Over the next 1 1/2 years Caron, along with two administrators from the Moscow Art Theater, Nikolai Travinin and Oleg Dzanagati, formulated a plan to create the first youth hostel in the Soviet Union that would operate under Western standards.

In February 1992, an exceptionally good lawyer slashed through miles of what was still the Soviet Union’s red tape and registered the joint venture in a record two weeks.

Booked Solid
Caron’s Russian Youth Hostel officially opened in June 1992, and was semi- filled throughout the year as word of its existence filtered through the backpackers’ grapevine. But most important, it opened in time to be included in budget travel guides aimed at young travelers. Since 1993, the hostel has been booked solid.

While his partners ran the day-to-day business, Caron began the gargantuan task of insinuating his hostel into the worldwide hosteling network.

“On my first visit to the hostel in Helsinki,” says Caron, “I found out that some Estonians had just set up a hostel in Tallinn. I met with them, and we all decided that we should get together and promote that route – Helsinki, St. Petersburg, Estonia – as a Baltic Triangle.”

Establishing the Triangle was fortuitous in more ways than one: While Caron insists that the Mafia in Russia is in no way as bad as it’s made out in the Western media – that it concentrates on local businesses, not tourists – it still poses a real enough threat.

“We have to be extremely careful,” he says. “We don’t advertise in the city, but we advertise in Moscow and Helsinki and Tallinn, as well as in guidebooks; anything that the ‘no-necks’ won’t read. It’s a constant battle of promoting the hostel in the West but not gaining too much publicity here in town.”

But a far greater threat than the Mafia to the hostel’s existence are the Byzantine tax regulations imposed on businesses by the fledgling Russian government.

“If they stick another tax on me, I’m going to jump out the window,” says the otherwise preternaturally calm Californian.

Big Obstacle
The tax situation has long been one of the biggest obstacles to foreigners doing business in Russia. Laws change so suddenly and frequently that accountants use the day’s newspaper to determine what taxes their clients are required to pay.

Enforcement is organized, with tax police empowered to raid businesses’ books, make arrests and freeze bank accounts. And there’s a great incentive for the tax police to find new ways of catching non-payers: They work on commission.

“One friend of mine owned a cafe in town,” says Caron. “One day the tax police pulled up outside his place driving BMWs and wearing expensive suits – they had more money than he’d ever seen!”

So far, though, the tax situation hasn’t been enough to stop Caron.
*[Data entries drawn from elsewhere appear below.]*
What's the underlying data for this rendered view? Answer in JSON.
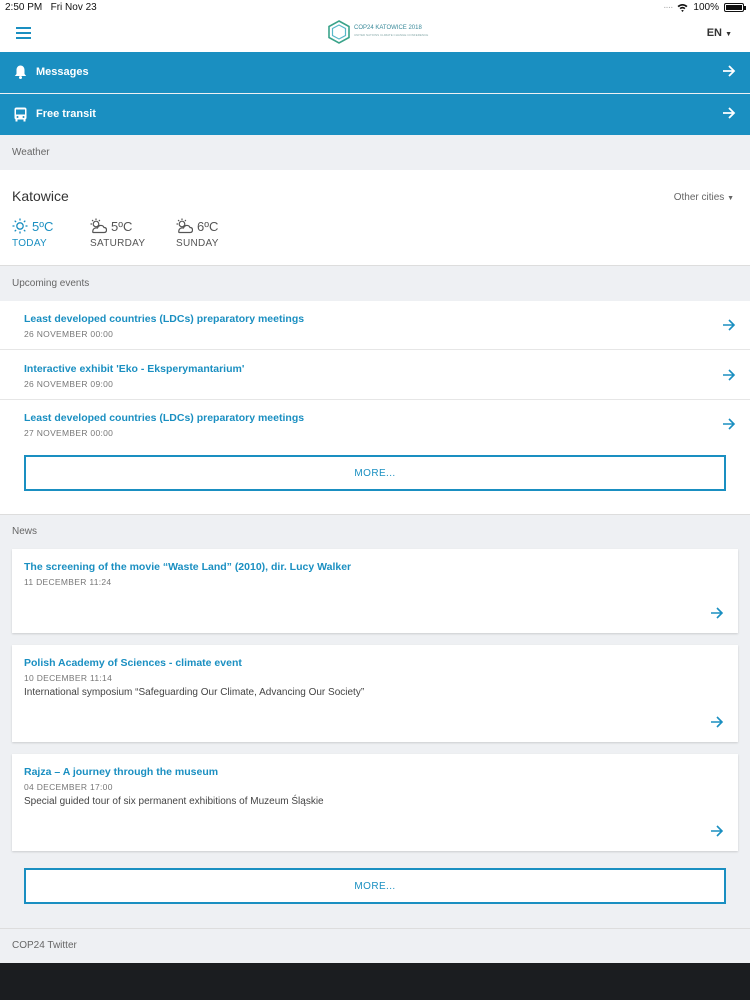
{
  "status": {
    "time": "2:50 PM",
    "date": "Fri Nov 23",
    "battery": "100%"
  },
  "header": {
    "logo_title": "COP24 KATOWICE 2018",
    "logo_sub": "UNITED NATIONS CLIMATE CHANGE CONFERENCE",
    "language": "EN"
  },
  "banners": {
    "messages": "Messages",
    "transit": "Free transit"
  },
  "weather": {
    "section": "Weather",
    "city": "Katowice",
    "other_cities": "Other cities",
    "days": [
      {
        "temp": "5ºC",
        "label": "TODAY",
        "icon": "sun-icon"
      },
      {
        "temp": "5ºC",
        "label": "SATURDAY",
        "icon": "partly-cloudy-icon"
      },
      {
        "temp": "6ºC",
        "label": "SUNDAY",
        "icon": "partly-cloudy-icon"
      }
    ]
  },
  "events": {
    "section": "Upcoming events",
    "items": [
      {
        "title": "Least developed countries (LDCs) preparatory meetings",
        "date": "26 NOVEMBER 00:00"
      },
      {
        "title": "Interactive exhibit 'Eko - Eksperymantarium'",
        "date": "26 NOVEMBER 09:00"
      },
      {
        "title": "Least developed countries (LDCs) preparatory meetings",
        "date": "27 NOVEMBER 00:00"
      }
    ],
    "more": "MORE..."
  },
  "news": {
    "section": "News",
    "items": [
      {
        "title": "The screening of the movie “Waste Land” (2010), dir. Lucy Walker",
        "date": "11 DECEMBER 11:24",
        "desc": ""
      },
      {
        "title": "Polish Academy of Sciences - climate event",
        "date": "10 DECEMBER 11:14",
        "desc": "International symposium “Safeguarding Our Climate, Advancing Our Society”"
      },
      {
        "title": "Rajza – A journey through the museum",
        "date": "04 DECEMBER 17:00",
        "desc": "Special guided tour of six permanent exhibitions of Muzeum Śląskie"
      }
    ],
    "more": "MORE..."
  },
  "twitter": {
    "section": "COP24 Twitter"
  },
  "colors": {
    "accent": "#1a8fc1",
    "background": "#eef0f3"
  }
}
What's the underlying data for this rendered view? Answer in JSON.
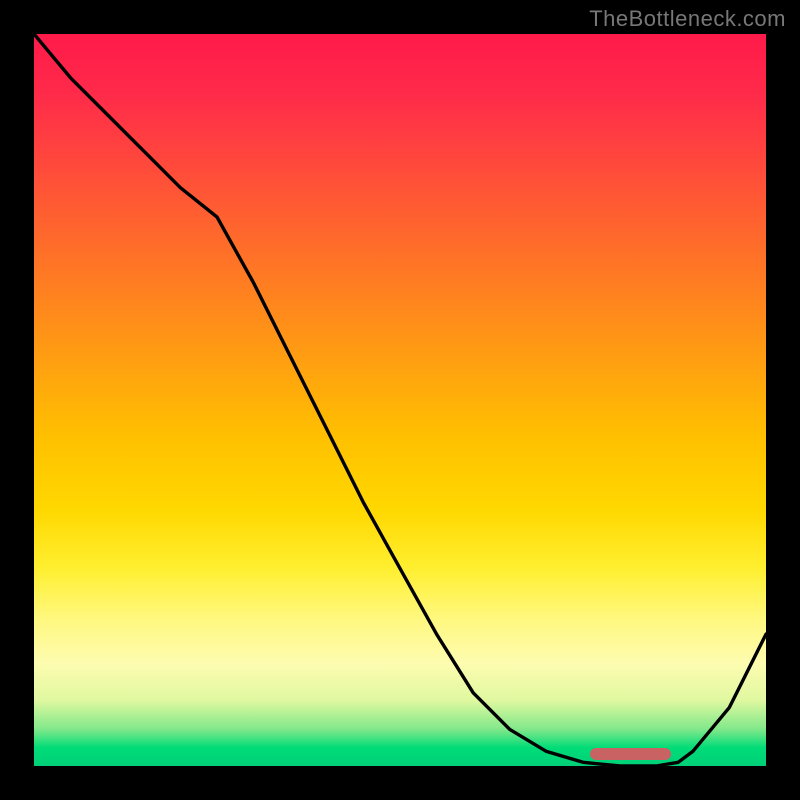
{
  "watermark": "TheBottleneck.com",
  "chart_data": {
    "type": "line",
    "x": [
      0.0,
      0.05,
      0.1,
      0.15,
      0.2,
      0.25,
      0.3,
      0.35,
      0.4,
      0.45,
      0.5,
      0.55,
      0.6,
      0.65,
      0.7,
      0.75,
      0.8,
      0.82,
      0.85,
      0.88,
      0.9,
      0.95,
      1.0
    ],
    "y": [
      1.0,
      0.94,
      0.89,
      0.84,
      0.79,
      0.75,
      0.66,
      0.56,
      0.46,
      0.36,
      0.27,
      0.18,
      0.1,
      0.05,
      0.02,
      0.005,
      0.0,
      0.0,
      0.0,
      0.005,
      0.02,
      0.08,
      0.18
    ],
    "title": "",
    "xlabel": "",
    "ylabel": "",
    "xlim": [
      0,
      1
    ],
    "ylim": [
      0,
      1
    ],
    "optimal_band": {
      "start": 0.76,
      "end": 0.87
    },
    "gradient_semantics": "top=bad(red) bottom=good(green)"
  },
  "colors": {
    "line": "#000000",
    "marker": "#c96262",
    "background": "#000000"
  }
}
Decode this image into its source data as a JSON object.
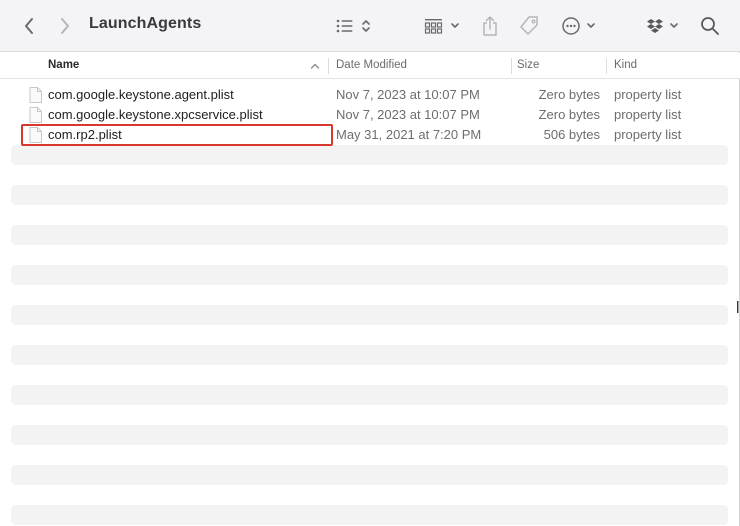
{
  "window": {
    "title": "LaunchAgents"
  },
  "toolbar": {
    "back_icon": "chevron-left-icon",
    "forward_icon": "chevron-right-icon",
    "view_list_icon": "list-view-icon",
    "group_icon": "grid-view-icon",
    "share_icon": "share-icon",
    "tag_icon": "tag-icon",
    "action_icon": "ellipsis-circle-icon",
    "dropbox_icon": "dropbox-icon",
    "search_icon": "search-icon"
  },
  "columns": {
    "name": "Name",
    "date": "Date Modified",
    "size": "Size",
    "kind": "Kind"
  },
  "files": [
    {
      "name": "com.google.keystone.agent.plist",
      "date": "Nov 7, 2023 at 10:07 PM",
      "size": "Zero bytes",
      "kind": "property list"
    },
    {
      "name": "com.google.keystone.xpcservice.plist",
      "date": "Nov 7, 2023 at 10:07 PM",
      "size": "Zero bytes",
      "kind": "property list"
    },
    {
      "name": "com.rp2.plist",
      "date": "May 31, 2021 at 7:20 PM",
      "size": "506 bytes",
      "kind": "property list"
    }
  ],
  "colors": {
    "highlight": "#d9382f",
    "stripe": "#f3f3f4",
    "toolbar_bg": "#f4f3f6"
  }
}
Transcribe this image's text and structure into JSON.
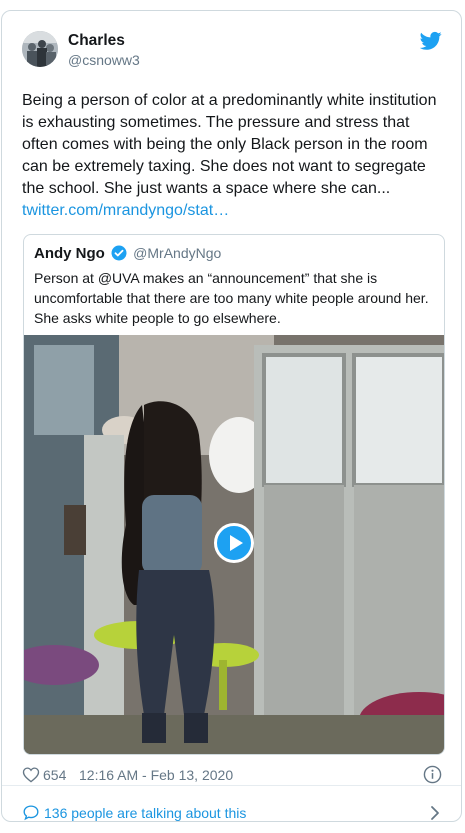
{
  "tweet": {
    "author_name": "Charles",
    "author_handle": "@csnoww3",
    "text": "Being a person of color at a predominantly white institution is exhausting sometimes. The pressure and stress that often comes with being the only Black person in the room can be extremely taxing. She does not want to segregate the school. She just wants a space where she can...",
    "link_text": "twitter.com/mrandyngo/stat…",
    "likes": "654",
    "timestamp": "12:16 AM - Feb 13, 2020",
    "talking": "136 people are talking about this"
  },
  "quoted": {
    "author_name": "Andy Ngo",
    "author_handle": "@MrAndyNgo",
    "text": "Person at @UVA makes an “announcement” that she is uncomfortable that there are too many white people around her. She asks white people to go elsewhere."
  },
  "icons": {
    "brand": "twitter-bird-icon",
    "verified": "verified-badge-icon",
    "like": "heart-icon",
    "info": "info-icon",
    "talk": "speech-bubble-icon",
    "next": "chevron-right-icon",
    "play": "play-icon"
  },
  "colors": {
    "accent": "#1da1f2",
    "link": "#1b95e0",
    "muted": "#657786",
    "border": "#cfd9de"
  }
}
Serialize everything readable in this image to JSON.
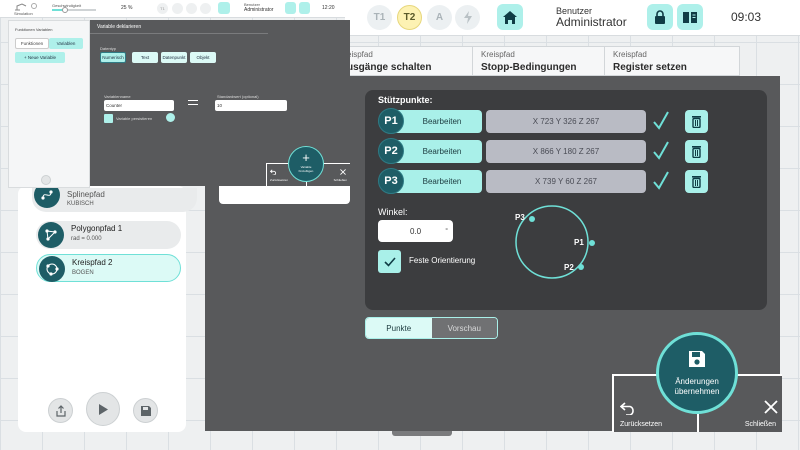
{
  "topbar": {
    "t1": "T1",
    "t2": "T2",
    "a": "A",
    "user_label": "Benutzer",
    "user_name": "Administrator",
    "clock": "09:03"
  },
  "tabs": [
    {
      "sub": "eispfad",
      "main": "usgänge schalten"
    },
    {
      "sub": "Kreispfad",
      "main": "Stopp-Bedingungen"
    },
    {
      "sub": "Kreispfad",
      "main": "Register setzen"
    }
  ],
  "editor": {
    "points_label": "Stützpunkte:",
    "points": [
      {
        "id": "P1",
        "edit": "Bearbeiten",
        "coords": "X 723 Y 326 Z 267"
      },
      {
        "id": "P2",
        "edit": "Bearbeiten",
        "coords": "X 866 Y 180 Z 267"
      },
      {
        "id": "P3",
        "edit": "Bearbeiten",
        "coords": "X 739 Y 60 Z 267"
      }
    ],
    "angle_label": "Winkel:",
    "angle_value": "0.0",
    "fixed_orientation": "Feste Orientierung",
    "diagram": {
      "p1": "P1",
      "p2": "P2",
      "p3": "P3"
    },
    "view_toggle": {
      "points": "Punkte",
      "preview": "Vorschau"
    }
  },
  "actions": {
    "reset": "Zurücksetzen",
    "save_line1": "Änderungen",
    "save_line2": "übernehmen",
    "close": "Schließen"
  },
  "path_list": [
    {
      "name": "Splinepfad",
      "sub": "KUBISCH"
    },
    {
      "name": "Polygonpfad 1",
      "sub": "rad = 0.000"
    },
    {
      "name": "Kreispfad 2",
      "sub": "BOGEN"
    }
  ],
  "overlay": {
    "topbar": {
      "mode_label": "Simulation",
      "speed_label": "Geschwindigkeit",
      "speed_value": "25 %",
      "t1": "T1",
      "t2": "T2",
      "user_label": "Benutzer",
      "user_name": "Administrator",
      "clock": "12:20"
    },
    "sidebar": {
      "title": "Funktionen Variablen",
      "tab_functions": "Funktionen",
      "tab_variables": "Variablen",
      "new_variable": "+ Neue Variable"
    },
    "dialog": {
      "title": "Variable deklarieren",
      "type_label": "Datentyp",
      "types": [
        "Numerisch",
        "Text",
        "Datenpunkt",
        "Objekt"
      ],
      "name_label": "Variablenname",
      "name_value": "Counter",
      "default_label": "Standardwert (optional)",
      "default_value": "10",
      "persist_label": "Variable persistieren",
      "reset_label": "Zurücksetzen",
      "add_label": "Variable hinzufügen",
      "close_label": "Schließen"
    }
  }
}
Last year he established another joint venture, with the state museum that operates what has become St. Petersburg’s trademark: the Peter and Paul Fortress.

Caron now operates concessions within the fortress, providing sorely needed food and beverage stands as well as stands selling T-shirts. And Caron is hopeful that his company will be St. Petersburg’s first distributor for Ben & Jerry’s when the Vermont-based ice cream giant begins sales in the city (the company is currently operating in Petrozavodsk, about 100 miles north of St. Petersburg).

True to Hostelling
But over time, hosteling remains the purpose to which Caron is true. He’s upset by what he considers to be unfair reporting of the dangers in St. Petersburg, pointing out that “in two years of doing this, I’ve had two guests have serious trouble on the streets; both were drunk, and both were out very late at night walking in deserted sections of town.”

Indeed, security in the city has never been tighter. Police were on practically every street corner to keep order during the Goodwill Games in July, and there’s a plan to create a “tourist police” force, similar to those in Egypt, Indonesia and, more recently, Miami, composed of multilingual police officers to assist visitors.

For his part, Caron uses his “down time” to organize hosteling in Russia and improve St. Petersburg’s tourism infrastructure. He was instrumental in creating the Russian Youth Hostel Federation, which is composed of five hostels – his own and ones in Moscow, Novgorod, Irkutsk and Petrodvorets.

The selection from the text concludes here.